Center for Strategic Communication


Earlier this week the Preparatory Commission for the Comprehensive-Nuclear-Test-Ban Treaty Organization (CTBTO) kicked off its second annual two-week advanced science and technology conference in Vienna, Austria.

The conference is a multi-disciplinary effort to bring together hundreds of scientists, experts, policy makers, and journalists from around the globe to spread knowledge about the broad range of the CTBTO’s verification regime.

The Comprehensive Test Ban Treaty is a zero-yield treaty that prohibits all forms of nuclear testing, in any environment, for any reason.

However, the CTBT is not in force. It has been signed and ratified by 157 states, with Indonesia’s ratification earlier this year being the most recent.

In order to enter into force, the CTBT must be ratified by the 44 Annex II states – the nations that participated in the CTBT negotiations from 1994-1996 and that possessed nuclear power reactors or research reactors at that time.

8 Annex II states have not yet ratified the Comprehensive Test Ban Treaty. The US is one of those countries, although it has observed a moratorium on nuclear tests since its last nuclear test in 1992.

The CTBTO conference highlights the broad range of verification measures the treaty has at its disposal to ensure detection of nuclear explosions.

The verification regime centers on four state-of-the-art technologies for nuclear explosion detection:

  1. Seismic: With 50 primary and 120 auxiliary seismic stations, the CTBTO can detect any belowground nuclear explosion.
  2. Infrasound: 60 surface stations monitor sound waves inaudible to the human ear that are emitted by large explosions.
  3. Hydroacoustic: 11 stations monitor frequencies in ocean waves caused by possible underwater nuclear explosions.
  4. Radionuclide: 80 stations detect atmospheric nuclides, essentially atoms that are radioactive. 40 of these also can detect radioactive noble gases such as xenon.

 

Data from these sensing apparatuses gets electronically transmitted to the International Data Center (IDC) in Vienna for analysis.

The CTBTO does not just have nuclear weapons-related implications. There is a broad application for science and research, especially in regard to natural, or even manmade disasters.

The data collected from natural events like the Fukushima nuclear disaster, or the Russian wildfires in the summer of 2010, demonstrate the numerous capabilities of the verification regime.

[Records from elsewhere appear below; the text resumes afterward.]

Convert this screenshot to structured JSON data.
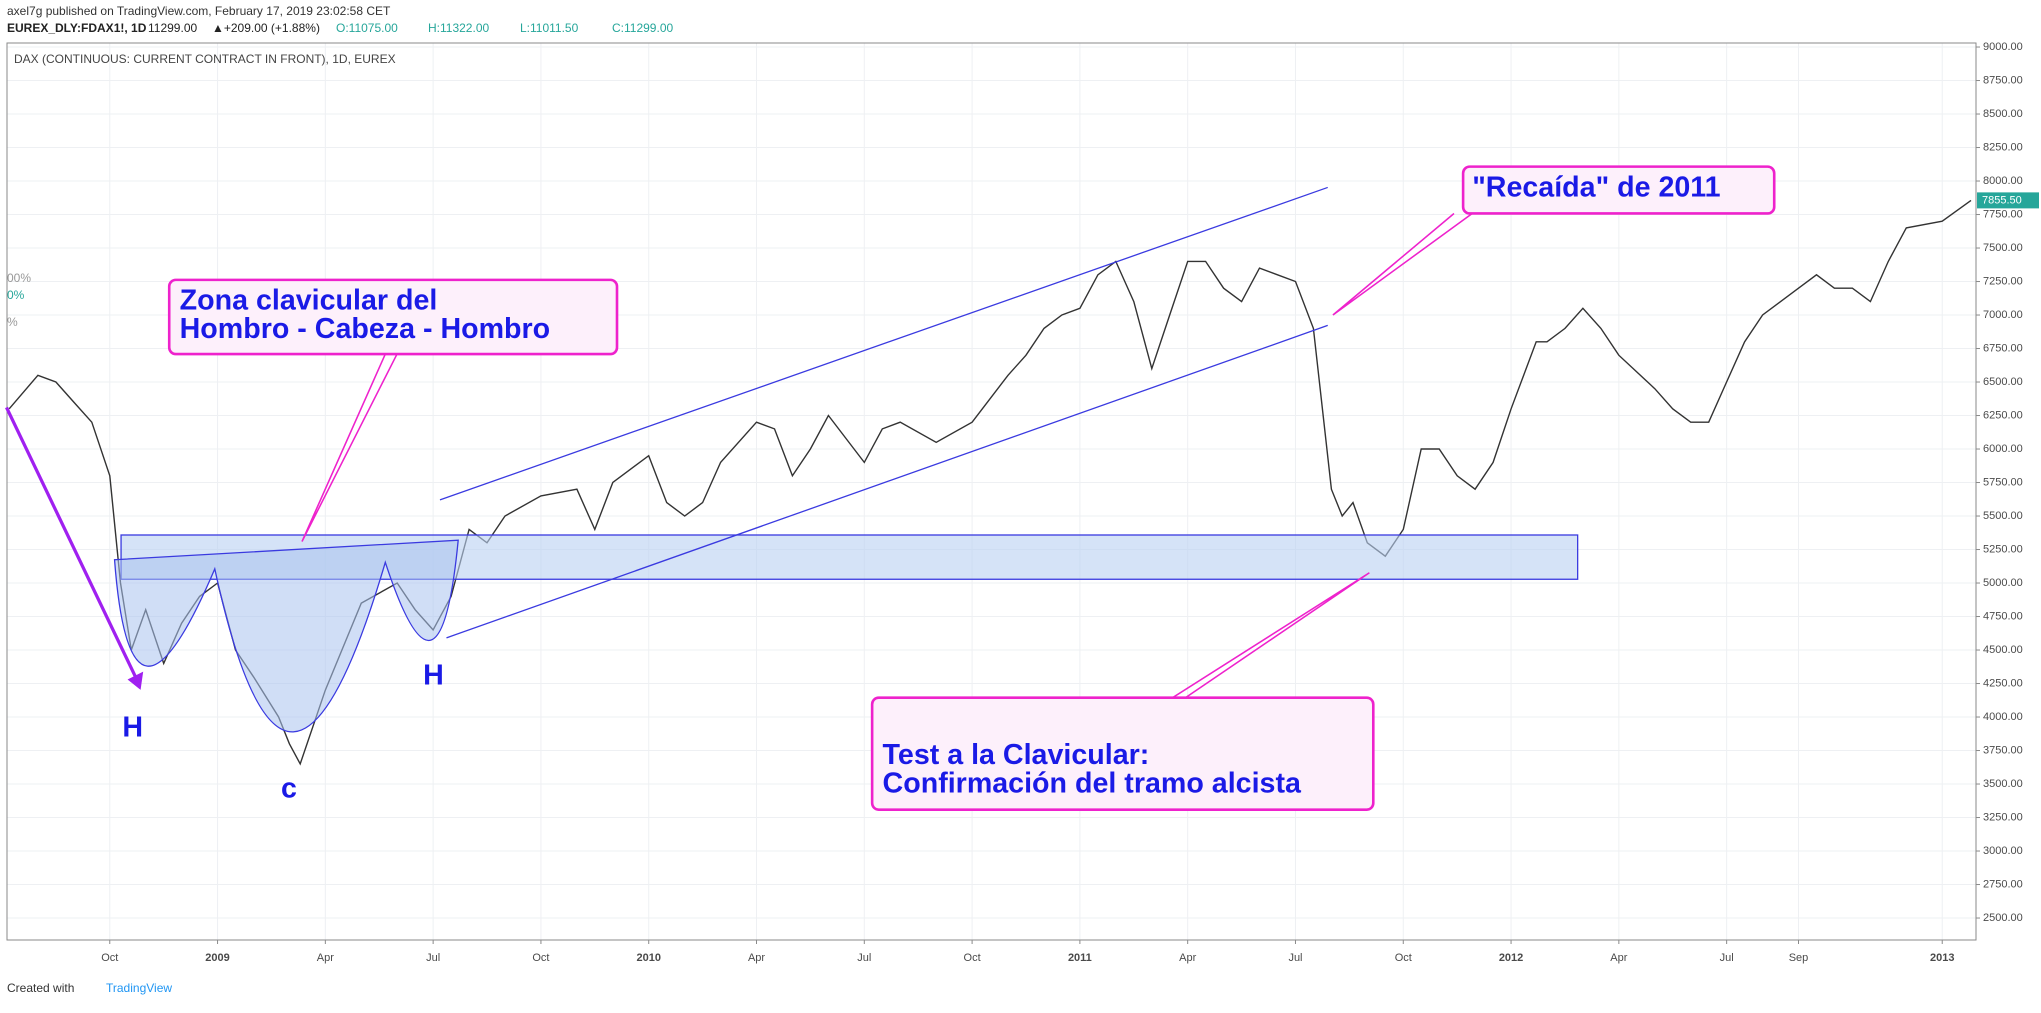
{
  "header": {
    "line1": "axel7g published on TradingView.com, February 17, 2019 23:02:58 CET",
    "symbol": "EUREX_DLY:FDAX1!, 1D",
    "price": "11299.00",
    "change": "▲+209.00 (+1.88%)",
    "open": "O:11075.00",
    "high": "H:11322.00",
    "low": "L:11011.50",
    "close": "C:11299.00"
  },
  "footer": {
    "created": "Created with",
    "brand": "TradingView"
  },
  "chart_data": {
    "type": "line",
    "title": "DAX (CONTINUOUS: CURRENT CONTRACT IN FRONT), 1D, EUREX",
    "color": "#333333",
    "grid": true,
    "x": [
      6.2,
      7,
      7.5,
      8,
      8.5,
      9,
      9.3,
      9.6,
      10,
      10.5,
      11,
      11.5,
      12,
      12.5,
      13,
      13.7,
      14,
      14.3,
      15,
      16,
      17,
      17.5,
      18,
      18.5,
      19,
      19.5,
      20,
      21,
      22,
      22.5,
      23,
      24,
      24.5,
      25,
      25.5,
      26,
      27,
      27.5,
      28,
      28.5,
      29,
      30,
      30.5,
      31,
      32,
      33,
      34,
      34.5,
      35,
      35.5,
      36,
      36.5,
      37,
      37.5,
      38,
      38.5,
      39,
      39.5,
      40,
      40.5,
      41,
      41.5,
      42,
      42.5,
      43,
      43.3,
      43.6,
      44,
      44.5,
      45,
      45.5,
      46,
      46.5,
      47,
      47.5,
      48,
      48.7,
      49,
      49.5,
      50,
      50.5,
      51,
      52,
      52.5,
      53,
      53.5,
      54,
      54.5,
      55,
      56,
      56.5,
      57,
      57.5,
      58,
      58.5,
      59,
      60,
      60.8
    ],
    "values": [
      6300,
      6550,
      6500,
      6350,
      6200,
      5800,
      5000,
      4500,
      4800,
      4400,
      4700,
      4900,
      5000,
      4500,
      4300,
      4000,
      3800,
      3650,
      4200,
      4850,
      5000,
      4800,
      4650,
      4900,
      5400,
      5300,
      5500,
      5650,
      5700,
      5400,
      5750,
      5950,
      5600,
      5500,
      5600,
      5900,
      6200,
      6150,
      5800,
      6000,
      6250,
      5900,
      6150,
      6200,
      6050,
      6200,
      6550,
      6700,
      6900,
      7000,
      7050,
      7300,
      7400,
      7100,
      6600,
      7000,
      7400,
      7400,
      7200,
      7100,
      7350,
      7300,
      7250,
      6900,
      5700,
      5500,
      5600,
      5300,
      5200,
      5400,
      6000,
      6000,
      5800,
      5700,
      5900,
      6300,
      6800,
      6800,
      6900,
      7050,
      6900,
      6700,
      6450,
      6300,
      6200,
      6200,
      6500,
      6800,
      7000,
      7200,
      7300,
      7200,
      7200,
      7100,
      7400,
      7650,
      7700,
      7855.5
    ],
    "last_label": "7855.50",
    "xlim": [
      6.14,
      60.94
    ],
    "xticks": [
      {
        "value": 9,
        "label": "Oct"
      },
      {
        "value": 12,
        "label": "2009"
      },
      {
        "value": 15,
        "label": "Apr"
      },
      {
        "value": 18,
        "label": "Jul"
      },
      {
        "value": 21,
        "label": "Oct"
      },
      {
        "value": 24,
        "label": "2010"
      },
      {
        "value": 27,
        "label": "Apr"
      },
      {
        "value": 30,
        "label": "Jul"
      },
      {
        "value": 33,
        "label": "Oct"
      },
      {
        "value": 36,
        "label": "2011"
      },
      {
        "value": 39,
        "label": "Apr"
      },
      {
        "value": 42,
        "label": "Jul"
      },
      {
        "value": 45,
        "label": "Oct"
      },
      {
        "value": 48,
        "label": "2012"
      },
      {
        "value": 51,
        "label": "Apr"
      },
      {
        "value": 54,
        "label": "Jul"
      },
      {
        "value": 56,
        "label": "Sep"
      },
      {
        "value": 60,
        "label": "2013"
      }
    ],
    "ylim": [
      2336,
      9030
    ],
    "yticks": [
      {
        "value": 2500,
        "label": "2500.00"
      },
      {
        "value": 2750,
        "label": "2750.00"
      },
      {
        "value": 3000,
        "label": "3000.00"
      },
      {
        "value": 3250,
        "label": "3250.00"
      },
      {
        "value": 3500,
        "label": "3500.00"
      },
      {
        "value": 3750,
        "label": "3750.00"
      },
      {
        "value": 4000,
        "label": "4000.00"
      },
      {
        "value": 4250,
        "label": "4250.00"
      },
      {
        "value": 4500,
        "label": "4500.00"
      },
      {
        "value": 4750,
        "label": "4750.00"
      },
      {
        "value": 5000,
        "label": "5000.00"
      },
      {
        "value": 5250,
        "label": "5250.00"
      },
      {
        "value": 5500,
        "label": "5500.00"
      },
      {
        "value": 5750,
        "label": "5750.00"
      },
      {
        "value": 6000,
        "label": "6000.00"
      },
      {
        "value": 6250,
        "label": "6250.00"
      },
      {
        "value": 6500,
        "label": "6500.00"
      },
      {
        "value": 6750,
        "label": "6750.00"
      },
      {
        "value": 7000,
        "label": "7000.00"
      },
      {
        "value": 7250,
        "label": "7250.00"
      },
      {
        "value": 7500,
        "label": "7500.00"
      },
      {
        "value": 7750,
        "label": "7750.00"
      },
      {
        "value": 8000,
        "label": "8000.00"
      },
      {
        "value": 8250,
        "label": "8250.00"
      },
      {
        "value": 8500,
        "label": "8500.00"
      },
      {
        "value": 8750,
        "label": "8750.00"
      },
      {
        "value": 9000,
        "label": "9000.00"
      }
    ],
    "fragments": [
      "00%",
      "0%",
      "%"
    ],
    "annotations": {
      "zone": [
        "Zona clavicular del",
        "Hombro - Cabeza - Hombro"
      ],
      "relapse": "\"Recaída\" de 2011",
      "test": [
        "Test a la Clavicular:",
        "Confirmación del tramo alcista"
      ],
      "left_shoulder": "H",
      "head": "c",
      "right_shoulder": "H"
    }
  }
}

The Central Institute for Meteorology and Geodynamics (ZAMG) of Austria was the first organization to accurately publish source estimates of released radioactive particles from Fukushima. They used data from the CTBTO IDC.

The International Monitoring System (IMS) will eventually consist of over 330 facilities to monitor the planet for nuclear weapon detonations. None of the IMS stations were operational when the U.S. last voted on ratification of the CTBT. Today, the IMS is about 85 percent complete.

The CTBTO verification regime is robust and technologically savvy, making evasive testing very difficult.

Ratification of the CTBT would clearly enhance U.S. national security. As ASP CEO BGen Stephen Cheney recently wrote, “By ratifying the CTBT, at no consequence to our own nuclear capabilities, the United States further establishes an international norm that pressures Iran and North Korea to ratify the treaty as well. We no longer need to test, but these states do in order to bridge their knowledge gaps.”

After twenty years without nuclear testing, it’s time to take the next step by ratifying the CTBT.